Extend the SD polling to a much larger group, and put some controls on it so your input is more reliable, and you’ll get a definite number that (I’m guessing) will not differ very much if you conduct another poll with different participants next year.
You could explore some of the MANY research studies done on ‘Changing age of mother at birth’, which provides properly done demographic studies. This will at least cover some of your point.
A taster (referring to Australia - the US will be different):
Average maternal age has risen for both first-time mothers (from 28.4 years in 2011 to 29.7 in 2021) and those who have given birth previously (from 31.3 years in 2011 to 32.2 in 2021) . The* highest proportion of mothers were aged between 30 and 34 (more than one-third (38%) of all mothers).*
Another [US] study says average age of first birth was 30.3 for college-educated women, but 23.8. Their life-time average age at birth for all their kids will of course heavily overlap and have a closer mean, but it highlights the point that ‘age at birth’ is highly socially contextual, approaching a decade on this variable.
Most of this data sits for the past 30 years (a medical generation in effect), but going back a century or into non-western and wealthy areas the shift will be enormous.
Here’s a good, simple trend line for the U.K. that dates back to 1938. in 1944 the average age of mothers was 29.3. From then on the age went down steadily until 1974, when it bottomed out at 26.4. Then it started climbing back, reaching 30.9 in 2021, an all-time high.

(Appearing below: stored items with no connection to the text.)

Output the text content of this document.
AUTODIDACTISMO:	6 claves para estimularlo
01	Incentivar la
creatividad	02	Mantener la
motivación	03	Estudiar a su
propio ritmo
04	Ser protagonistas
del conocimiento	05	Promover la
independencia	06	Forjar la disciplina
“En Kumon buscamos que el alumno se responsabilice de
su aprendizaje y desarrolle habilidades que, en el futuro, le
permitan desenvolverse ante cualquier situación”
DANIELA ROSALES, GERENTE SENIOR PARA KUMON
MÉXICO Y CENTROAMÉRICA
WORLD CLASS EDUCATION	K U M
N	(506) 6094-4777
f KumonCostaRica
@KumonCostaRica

Now you’re making me wonder if I counted wrong. If I did, I’m still only off by one (and note, you’re not counting from the year I was born, you’re counting from today, which adds 50 some years to the process)
My dad was born in 1906. His mother died in the 1919 Flu epidemic. His first child died in 1935.
My other sister died in the 2020 Covid pandemic. Where do we fit the concept of ‘generations’ into this real-life narrative?